Dr. Jonathan Blum, a physician who co-founded Podimetrics, told the House Committee on Veterans' Affairs that a remote temperature-monitoring mat used in a VA initiative can detect developing diabetic foot ulcers well before they become emergencies.
The program: "From the comfort of a veteran's home, a veteran stands on the smart mat for just 20 seconds a day while they're brushing their teeth or combing in their hair. The mat then scans for temperature changes in the feet, which may indicate a developing foot ulcer," Blum said, describing the device Podimetrics deployed with VA in what witnesses referred to as the VA’s initiative to end diabetic limb loss.
Evidence and savings: Blum said VA-led research showed clinicians could detect about 97 percent of diabetic foot ulcers on the sole of the foot up to five weeks earlier than they otherwise would have been detected, and that program participation was associated with a 37 percent reduction in one-year mortality.
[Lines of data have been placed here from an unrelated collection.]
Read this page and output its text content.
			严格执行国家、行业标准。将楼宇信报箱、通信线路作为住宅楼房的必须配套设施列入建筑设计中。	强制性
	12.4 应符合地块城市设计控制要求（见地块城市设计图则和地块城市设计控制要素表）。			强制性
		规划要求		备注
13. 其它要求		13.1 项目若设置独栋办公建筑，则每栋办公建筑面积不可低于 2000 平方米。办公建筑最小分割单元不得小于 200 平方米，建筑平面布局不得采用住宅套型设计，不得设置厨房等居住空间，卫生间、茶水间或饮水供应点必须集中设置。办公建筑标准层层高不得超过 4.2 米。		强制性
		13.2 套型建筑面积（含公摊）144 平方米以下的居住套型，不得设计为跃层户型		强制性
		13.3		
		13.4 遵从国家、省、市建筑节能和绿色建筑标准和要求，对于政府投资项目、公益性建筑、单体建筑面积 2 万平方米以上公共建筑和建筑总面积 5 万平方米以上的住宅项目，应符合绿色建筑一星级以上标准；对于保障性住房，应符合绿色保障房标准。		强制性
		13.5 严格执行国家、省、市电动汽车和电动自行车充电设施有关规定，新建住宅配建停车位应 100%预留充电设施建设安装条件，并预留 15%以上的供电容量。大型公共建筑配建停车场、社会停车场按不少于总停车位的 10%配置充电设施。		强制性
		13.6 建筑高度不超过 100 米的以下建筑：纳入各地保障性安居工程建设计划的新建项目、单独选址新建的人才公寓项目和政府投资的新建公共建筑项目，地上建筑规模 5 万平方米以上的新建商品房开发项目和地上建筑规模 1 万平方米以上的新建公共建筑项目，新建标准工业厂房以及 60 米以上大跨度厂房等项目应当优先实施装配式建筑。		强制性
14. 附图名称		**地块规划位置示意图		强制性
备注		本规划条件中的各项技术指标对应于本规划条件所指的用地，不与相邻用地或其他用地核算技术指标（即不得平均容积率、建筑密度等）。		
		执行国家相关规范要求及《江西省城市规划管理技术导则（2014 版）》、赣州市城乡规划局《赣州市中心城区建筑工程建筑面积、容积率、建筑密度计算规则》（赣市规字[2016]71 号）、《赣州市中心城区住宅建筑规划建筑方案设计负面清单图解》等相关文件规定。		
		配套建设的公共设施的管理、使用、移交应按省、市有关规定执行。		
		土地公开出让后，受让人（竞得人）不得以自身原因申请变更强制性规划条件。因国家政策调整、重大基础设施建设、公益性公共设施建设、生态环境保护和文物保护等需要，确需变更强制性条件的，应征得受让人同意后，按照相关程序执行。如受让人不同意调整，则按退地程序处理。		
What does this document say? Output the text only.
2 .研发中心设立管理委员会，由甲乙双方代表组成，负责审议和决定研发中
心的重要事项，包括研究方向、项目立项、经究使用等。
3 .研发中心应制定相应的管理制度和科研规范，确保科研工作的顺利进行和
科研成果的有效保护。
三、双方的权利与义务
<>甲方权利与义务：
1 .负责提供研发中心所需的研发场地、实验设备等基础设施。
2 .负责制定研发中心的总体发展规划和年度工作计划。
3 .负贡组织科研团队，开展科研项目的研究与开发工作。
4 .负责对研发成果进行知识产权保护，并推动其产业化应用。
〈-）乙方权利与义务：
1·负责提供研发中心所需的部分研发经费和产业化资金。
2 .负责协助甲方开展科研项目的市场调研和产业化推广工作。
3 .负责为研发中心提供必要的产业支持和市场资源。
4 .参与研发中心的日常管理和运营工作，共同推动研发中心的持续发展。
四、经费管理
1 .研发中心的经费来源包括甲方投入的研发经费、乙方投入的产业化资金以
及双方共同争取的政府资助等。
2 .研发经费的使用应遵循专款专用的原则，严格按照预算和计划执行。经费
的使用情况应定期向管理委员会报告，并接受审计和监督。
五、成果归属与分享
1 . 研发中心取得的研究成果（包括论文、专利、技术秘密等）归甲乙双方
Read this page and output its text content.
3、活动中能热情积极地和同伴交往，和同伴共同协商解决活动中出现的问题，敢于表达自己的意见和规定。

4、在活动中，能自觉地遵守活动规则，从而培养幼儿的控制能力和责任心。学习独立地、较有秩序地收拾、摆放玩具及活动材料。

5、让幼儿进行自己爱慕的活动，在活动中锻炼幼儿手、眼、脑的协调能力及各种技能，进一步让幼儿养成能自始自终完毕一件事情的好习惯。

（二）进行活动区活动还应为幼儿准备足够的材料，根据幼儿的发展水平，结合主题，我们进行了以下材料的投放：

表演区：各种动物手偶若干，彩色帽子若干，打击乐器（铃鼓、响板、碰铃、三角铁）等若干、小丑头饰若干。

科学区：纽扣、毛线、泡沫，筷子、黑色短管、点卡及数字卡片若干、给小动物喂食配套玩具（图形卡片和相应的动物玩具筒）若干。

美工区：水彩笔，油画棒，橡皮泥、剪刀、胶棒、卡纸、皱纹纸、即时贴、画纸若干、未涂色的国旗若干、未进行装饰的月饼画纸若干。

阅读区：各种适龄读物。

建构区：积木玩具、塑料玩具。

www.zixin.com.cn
He said VA estimated a per-participant savings of about $16,000 in the first year and that, if scaled to roughly 110,000 highest-risk veterans, the program could save about $1.8 billion annually and potentially prevent thousands of amputations and deaths.
Barriers identified: Dr. Blum and lawmakers described several obstacles to scaling the program. Enrollment has been limited: the VA reported fewer than 6 percent of eligible veterans enrolled for 12 months in the first year cited. Witnesses and members also pointed to budget silos inside VA; Podimetrics' costs are paid from the prosthetics budget while most savings (fewer hospital and outpatient costs) accrue to medical budgets. Blum warned that incentive and workload-credit structures that reward complicated procedures more than preventive care make wide adoption challenging.
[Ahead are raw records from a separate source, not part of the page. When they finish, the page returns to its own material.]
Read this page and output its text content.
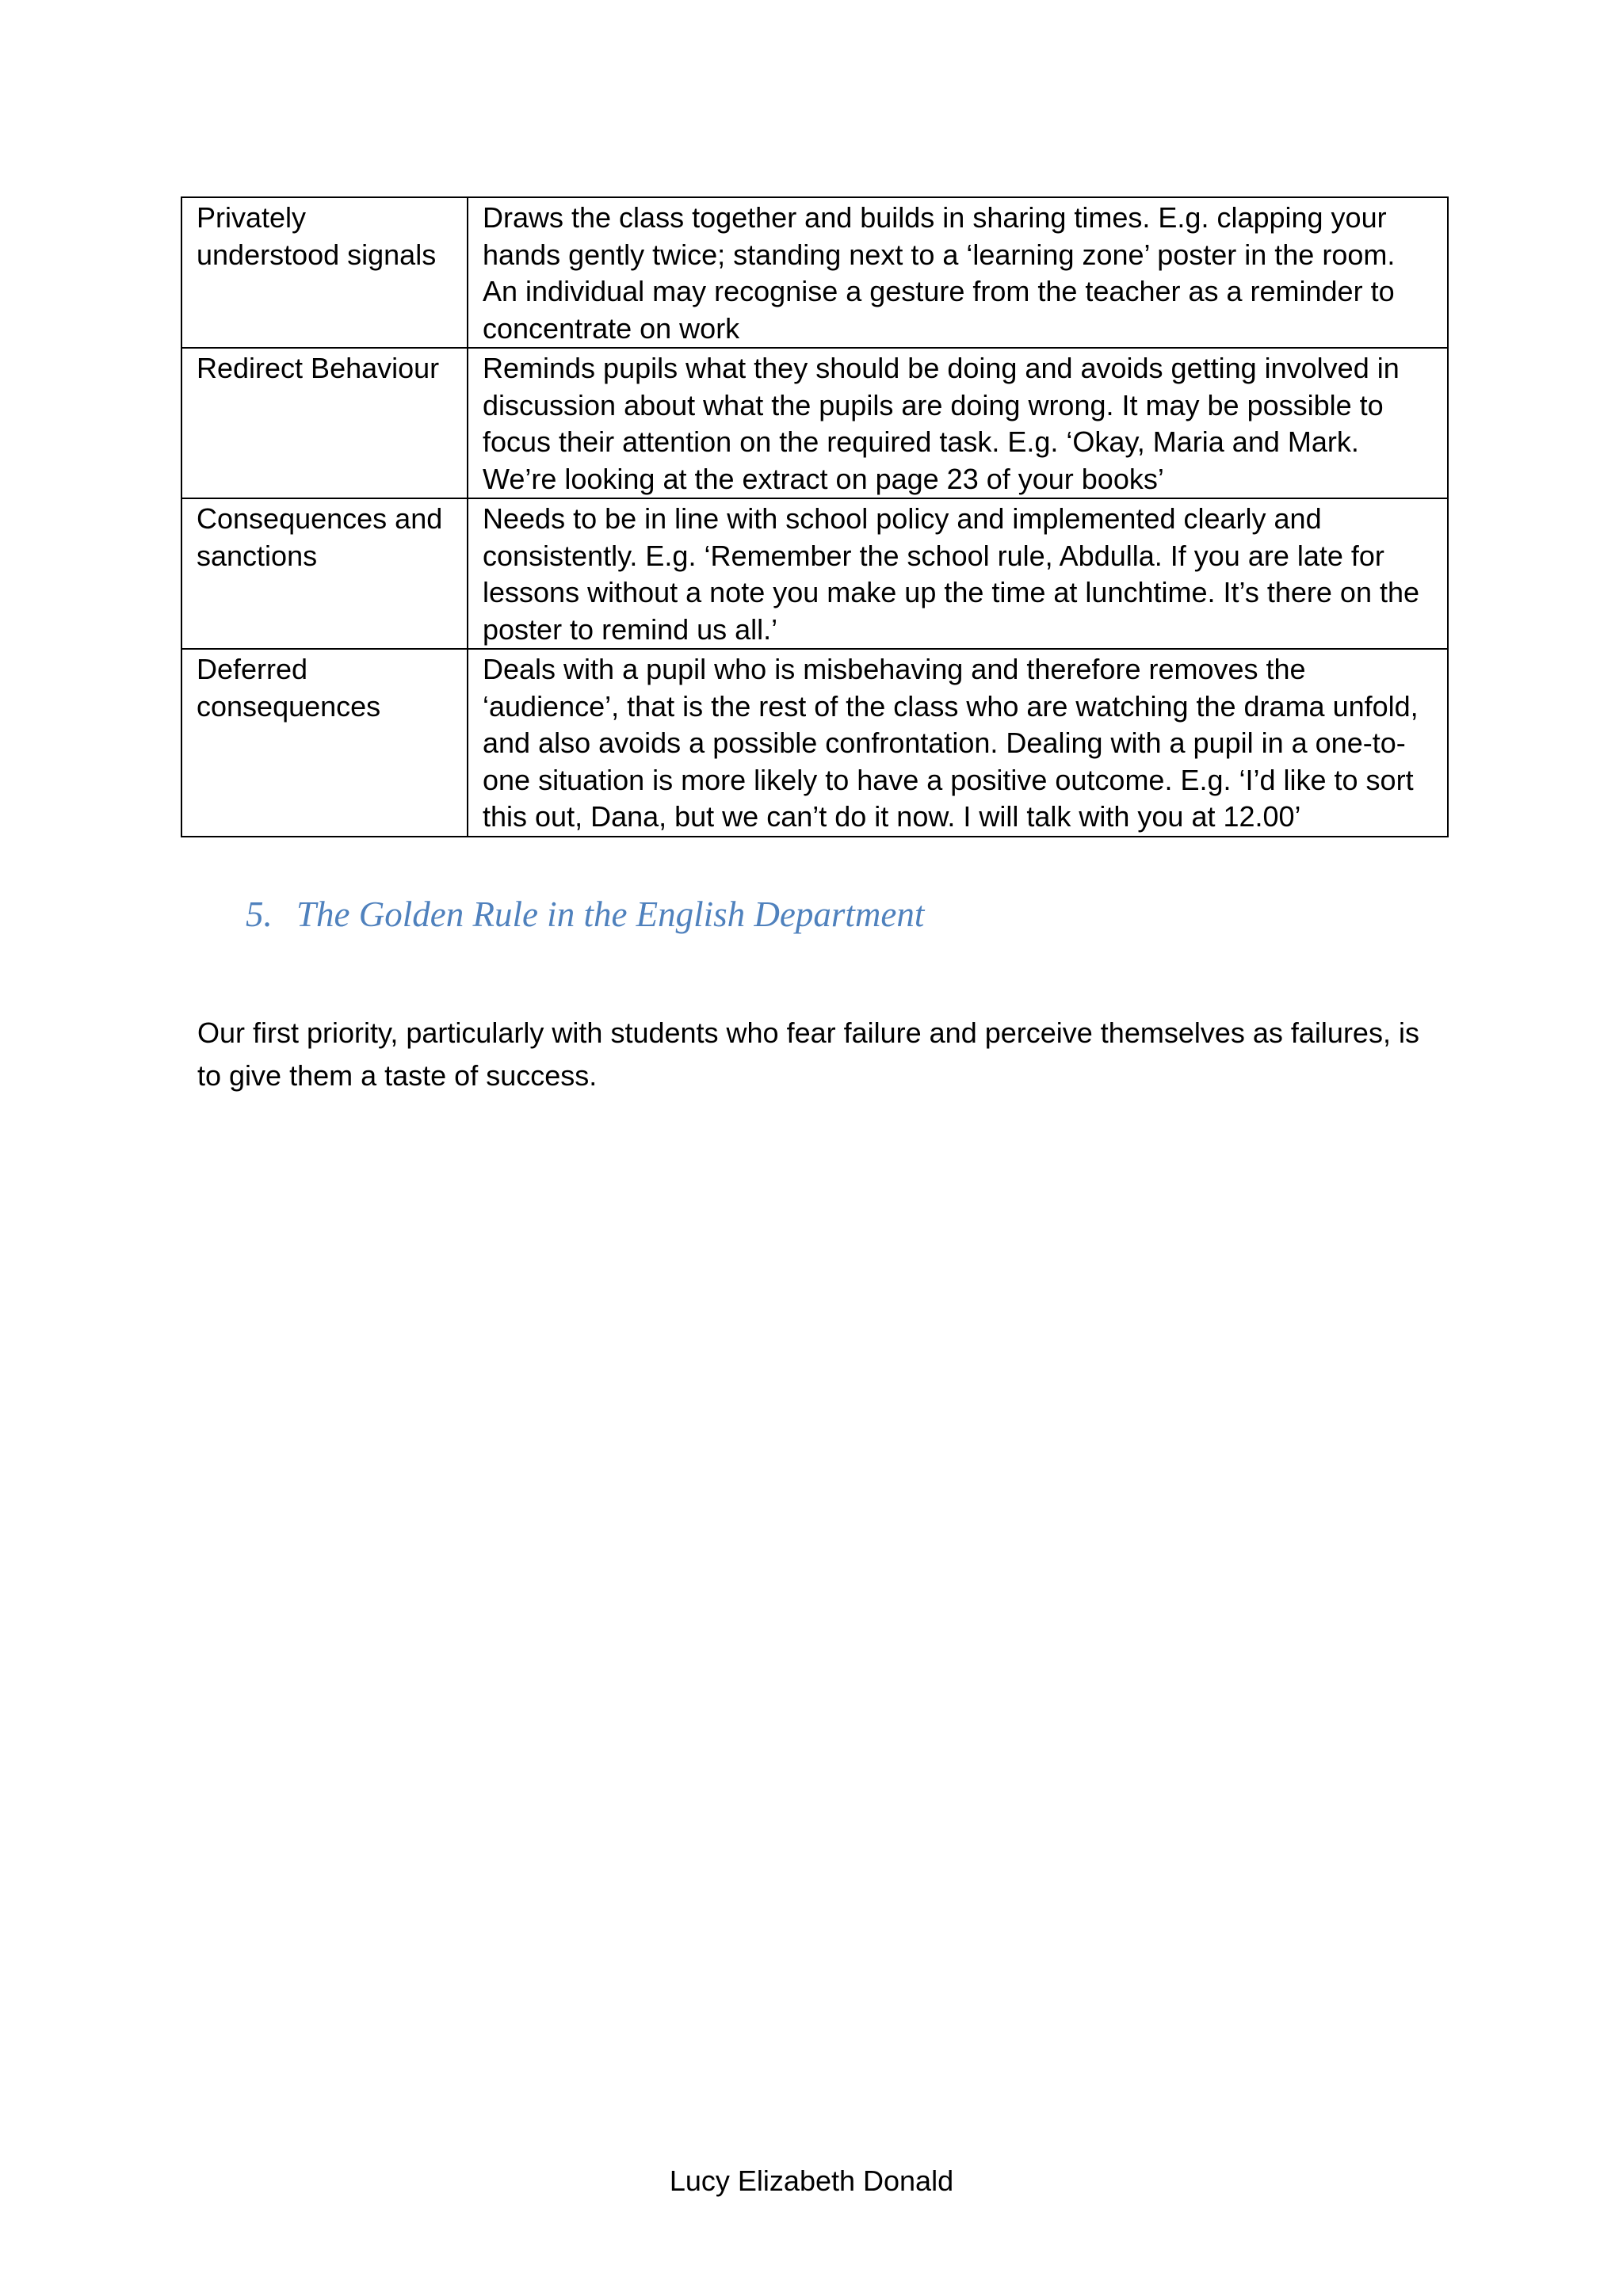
Privately understood signals	Draws the class together and builds in sharing times. E.g. clapping your hands gently twice; standing next to a ‘learning zone’ poster in the room. An individual may recognise a gesture from the teacher as a reminder to concentrate on work
Redirect Behaviour	Reminds pupils what they should be doing and avoids getting involved in discussion about what the pupils are doing wrong. It may be possible to focus their attention on the required task. E.g. ‘Okay, Maria and Mark. We’re looking at the extract on page 23 of your books’
Consequences and sanctions	Needs to be in line with school policy and implemented clearly and consistently. E.g. ‘Remember the school rule, Abdulla. If you are late for lessons without a note you make up the time at lunchtime. It’s there on the poster to remind us all.’
Deferred consequences	Deals with a pupil who is misbehaving and therefore removes the ‘audience’, that is the rest of the class who are watching the drama unfold, and also avoids a possible confrontation. Dealing with a pupil in a one-to-one situation is more likely to have a positive outcome. E.g. ‘I’d like to sort this out, Dana, but we can’t do it now. I will talk with you at 12.00’
5. The Golden Rule in the English Department

Our first priority, particularly with students who fear failure and perceive themselves as failures, is to give them a taste of success.

Lucy Elizabeth Donald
Why this matters: Diabetic foot ulcers are common and lethal complications of diabetes; Blum cited a five‑year mortality after a foot ulcer of about 70 percent and said 85 percent of lower-limb amputations are caused by diabetic foot ulcers. For veterans, who have higher diabetes prevalence than the general population, a preventive monitoring program could reduce amputations, hospitalizations, and deaths, and produce budgetary savings.
Ending: Podimetrics’ testimony framed the mat program as a proven preventive intervention that faces operational barriers to broad VA rollout — rural and low-income veterans’ access, misaligned VA budget lines and incentives, and low enrollment in non-VA podiatry settings were highlighted as the principal issues to resolve for scaling.